Os glaciares e as águas subterrâneas profundas estão a ser utilizadas normalmente em vez de ficarem reservadas para momentos de necessidade.

Hrishikesh Chandanpurkar também lamentou o facto de os seres humanos não estarem a reabastecer os reservatórios de água subterrânea durante os anos chuvosos e, assim, estarem a aproximar-se de “uma falência iminente de água doce”.

Descrevendo as suas descobertas como um alerta planetário, os autores do estudo salientaram a necessidade de investigação contínua que possa ajudar a informar os decisores políticos sobre estes graves desafios hídricos.

Os investigadores chamaram a atenção para a necessidade de serem criadas oportunidades ao nível da comunidade para fazer mudanças significativas, particularmente no que diz respeito à extração excessiva de águas subterrâneas.

As consequências do uso excessivo das águas subterrâneas restantes podem ameaçar a segurança alimentar e hídrica de milhares de milhões de pessoas em todo o mundo.

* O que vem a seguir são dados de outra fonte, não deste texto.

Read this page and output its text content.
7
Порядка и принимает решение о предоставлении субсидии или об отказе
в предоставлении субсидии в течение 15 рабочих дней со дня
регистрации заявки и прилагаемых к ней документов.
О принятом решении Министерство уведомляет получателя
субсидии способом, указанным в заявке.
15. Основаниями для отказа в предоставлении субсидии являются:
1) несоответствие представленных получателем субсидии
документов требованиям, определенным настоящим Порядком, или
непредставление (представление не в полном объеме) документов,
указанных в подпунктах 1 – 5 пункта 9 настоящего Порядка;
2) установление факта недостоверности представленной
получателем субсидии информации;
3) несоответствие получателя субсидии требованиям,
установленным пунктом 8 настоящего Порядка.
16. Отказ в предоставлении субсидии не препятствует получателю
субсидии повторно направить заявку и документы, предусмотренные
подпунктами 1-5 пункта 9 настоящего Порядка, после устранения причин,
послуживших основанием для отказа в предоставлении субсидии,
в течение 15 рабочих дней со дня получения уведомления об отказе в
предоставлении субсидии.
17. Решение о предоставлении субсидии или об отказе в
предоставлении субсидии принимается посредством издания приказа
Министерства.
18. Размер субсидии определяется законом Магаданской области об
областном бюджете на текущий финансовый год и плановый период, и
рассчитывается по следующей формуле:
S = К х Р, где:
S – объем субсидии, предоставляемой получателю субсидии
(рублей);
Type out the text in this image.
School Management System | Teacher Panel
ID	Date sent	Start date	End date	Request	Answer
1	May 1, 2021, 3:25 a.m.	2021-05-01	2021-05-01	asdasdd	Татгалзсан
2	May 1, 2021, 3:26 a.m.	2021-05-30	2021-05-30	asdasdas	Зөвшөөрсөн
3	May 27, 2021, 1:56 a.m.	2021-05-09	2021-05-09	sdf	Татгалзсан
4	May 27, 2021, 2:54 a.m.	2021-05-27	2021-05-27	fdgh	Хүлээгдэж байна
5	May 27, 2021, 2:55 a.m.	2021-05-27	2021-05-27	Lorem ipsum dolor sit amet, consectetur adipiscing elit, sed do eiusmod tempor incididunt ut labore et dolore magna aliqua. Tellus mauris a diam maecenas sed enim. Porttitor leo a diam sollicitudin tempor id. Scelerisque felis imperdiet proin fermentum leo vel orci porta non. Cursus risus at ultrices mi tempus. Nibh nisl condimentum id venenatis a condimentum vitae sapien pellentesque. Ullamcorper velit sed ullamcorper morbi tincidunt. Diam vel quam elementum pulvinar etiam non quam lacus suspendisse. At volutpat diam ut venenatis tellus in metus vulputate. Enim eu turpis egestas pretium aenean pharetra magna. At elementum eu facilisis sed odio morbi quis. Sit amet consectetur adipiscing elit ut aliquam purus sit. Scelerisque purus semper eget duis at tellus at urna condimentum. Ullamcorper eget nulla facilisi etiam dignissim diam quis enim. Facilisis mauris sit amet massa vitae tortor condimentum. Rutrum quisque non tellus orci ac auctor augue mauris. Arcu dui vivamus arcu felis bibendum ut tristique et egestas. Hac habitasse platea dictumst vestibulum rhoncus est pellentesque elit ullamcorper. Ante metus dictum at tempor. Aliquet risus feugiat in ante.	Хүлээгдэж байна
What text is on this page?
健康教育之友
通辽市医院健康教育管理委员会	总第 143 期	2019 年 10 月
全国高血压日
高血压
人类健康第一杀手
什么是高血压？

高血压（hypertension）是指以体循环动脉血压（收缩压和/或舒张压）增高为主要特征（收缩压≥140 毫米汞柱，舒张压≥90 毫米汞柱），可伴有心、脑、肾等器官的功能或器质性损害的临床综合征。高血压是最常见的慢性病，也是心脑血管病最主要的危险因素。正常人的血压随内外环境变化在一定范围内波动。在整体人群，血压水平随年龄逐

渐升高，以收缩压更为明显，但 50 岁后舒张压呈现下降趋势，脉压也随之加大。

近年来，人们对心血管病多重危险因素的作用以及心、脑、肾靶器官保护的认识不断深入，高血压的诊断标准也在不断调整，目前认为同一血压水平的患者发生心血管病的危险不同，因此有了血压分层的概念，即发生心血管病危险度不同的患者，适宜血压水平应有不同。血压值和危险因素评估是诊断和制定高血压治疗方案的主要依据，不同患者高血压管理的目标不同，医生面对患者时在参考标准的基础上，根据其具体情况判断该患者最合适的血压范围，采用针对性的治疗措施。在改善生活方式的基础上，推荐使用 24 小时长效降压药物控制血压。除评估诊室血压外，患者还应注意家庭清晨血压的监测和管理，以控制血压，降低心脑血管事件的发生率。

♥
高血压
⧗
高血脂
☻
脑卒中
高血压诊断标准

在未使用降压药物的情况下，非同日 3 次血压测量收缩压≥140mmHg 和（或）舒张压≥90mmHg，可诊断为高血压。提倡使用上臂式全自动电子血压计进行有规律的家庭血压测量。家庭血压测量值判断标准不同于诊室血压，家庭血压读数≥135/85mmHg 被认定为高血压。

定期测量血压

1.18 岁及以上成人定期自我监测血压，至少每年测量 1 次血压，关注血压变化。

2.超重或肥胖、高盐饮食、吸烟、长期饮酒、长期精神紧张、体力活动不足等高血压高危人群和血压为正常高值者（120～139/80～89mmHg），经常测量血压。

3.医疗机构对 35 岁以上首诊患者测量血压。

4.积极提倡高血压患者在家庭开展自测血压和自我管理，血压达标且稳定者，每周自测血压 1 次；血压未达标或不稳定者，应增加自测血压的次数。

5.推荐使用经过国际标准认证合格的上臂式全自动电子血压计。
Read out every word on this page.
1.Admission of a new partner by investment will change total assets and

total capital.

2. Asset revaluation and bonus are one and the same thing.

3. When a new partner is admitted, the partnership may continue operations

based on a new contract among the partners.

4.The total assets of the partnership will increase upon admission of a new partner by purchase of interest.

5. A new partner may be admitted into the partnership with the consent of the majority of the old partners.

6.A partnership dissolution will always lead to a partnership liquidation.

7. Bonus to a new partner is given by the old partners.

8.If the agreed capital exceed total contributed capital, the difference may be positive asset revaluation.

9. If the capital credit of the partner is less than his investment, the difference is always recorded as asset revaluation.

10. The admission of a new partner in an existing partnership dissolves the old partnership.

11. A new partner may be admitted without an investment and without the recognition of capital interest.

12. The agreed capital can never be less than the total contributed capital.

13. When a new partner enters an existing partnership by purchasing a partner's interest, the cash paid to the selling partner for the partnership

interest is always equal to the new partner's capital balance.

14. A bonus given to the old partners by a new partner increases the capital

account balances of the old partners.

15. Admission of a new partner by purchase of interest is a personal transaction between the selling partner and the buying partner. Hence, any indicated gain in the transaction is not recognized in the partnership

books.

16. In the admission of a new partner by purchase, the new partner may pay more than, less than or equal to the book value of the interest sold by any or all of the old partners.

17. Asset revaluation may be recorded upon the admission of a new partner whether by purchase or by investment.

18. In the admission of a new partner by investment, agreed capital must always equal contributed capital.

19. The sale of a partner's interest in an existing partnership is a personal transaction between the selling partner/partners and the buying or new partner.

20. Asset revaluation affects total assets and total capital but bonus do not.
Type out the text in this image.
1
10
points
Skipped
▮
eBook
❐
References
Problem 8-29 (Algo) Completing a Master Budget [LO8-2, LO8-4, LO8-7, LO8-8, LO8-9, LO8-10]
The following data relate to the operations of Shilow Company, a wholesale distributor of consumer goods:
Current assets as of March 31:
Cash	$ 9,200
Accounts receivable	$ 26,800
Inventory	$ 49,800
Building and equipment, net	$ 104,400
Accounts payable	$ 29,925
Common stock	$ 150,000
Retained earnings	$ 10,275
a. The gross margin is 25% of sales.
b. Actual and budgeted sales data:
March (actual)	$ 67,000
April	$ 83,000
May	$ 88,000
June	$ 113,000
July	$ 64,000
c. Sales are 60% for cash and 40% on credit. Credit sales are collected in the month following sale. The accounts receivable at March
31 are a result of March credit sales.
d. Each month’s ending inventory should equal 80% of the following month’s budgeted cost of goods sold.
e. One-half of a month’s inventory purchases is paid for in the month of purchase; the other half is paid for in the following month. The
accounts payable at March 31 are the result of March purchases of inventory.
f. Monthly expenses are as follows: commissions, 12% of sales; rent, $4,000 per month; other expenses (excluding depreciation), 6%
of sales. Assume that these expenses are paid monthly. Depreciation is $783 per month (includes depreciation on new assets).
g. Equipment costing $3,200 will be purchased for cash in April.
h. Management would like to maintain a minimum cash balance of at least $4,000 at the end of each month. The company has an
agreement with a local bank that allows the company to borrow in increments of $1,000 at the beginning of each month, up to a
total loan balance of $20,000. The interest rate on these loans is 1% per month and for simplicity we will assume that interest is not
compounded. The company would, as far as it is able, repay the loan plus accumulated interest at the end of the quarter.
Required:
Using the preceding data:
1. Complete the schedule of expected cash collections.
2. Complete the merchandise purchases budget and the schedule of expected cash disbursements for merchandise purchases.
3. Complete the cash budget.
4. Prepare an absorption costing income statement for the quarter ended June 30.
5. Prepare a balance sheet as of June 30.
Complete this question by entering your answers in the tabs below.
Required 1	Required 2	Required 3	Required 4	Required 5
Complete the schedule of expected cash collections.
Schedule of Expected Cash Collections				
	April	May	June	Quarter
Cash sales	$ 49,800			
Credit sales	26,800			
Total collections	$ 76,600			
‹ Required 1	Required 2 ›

A equipa de investigação acrescenta que a gestão estratégica da água, a cooperação internacional e políticas sustentáveis são essenciais para preservar a água para as gerações futuras e mitigar mais danos aos sistemas planetários.

Referência da notícia

“Unprecedented continental drying, shrinking freshwater availability, and increasing land contributions to sea level rise”, Hrishikesh A. Chandanpurkar et al., Science Advances, volume 11, Published: 25 July 2025.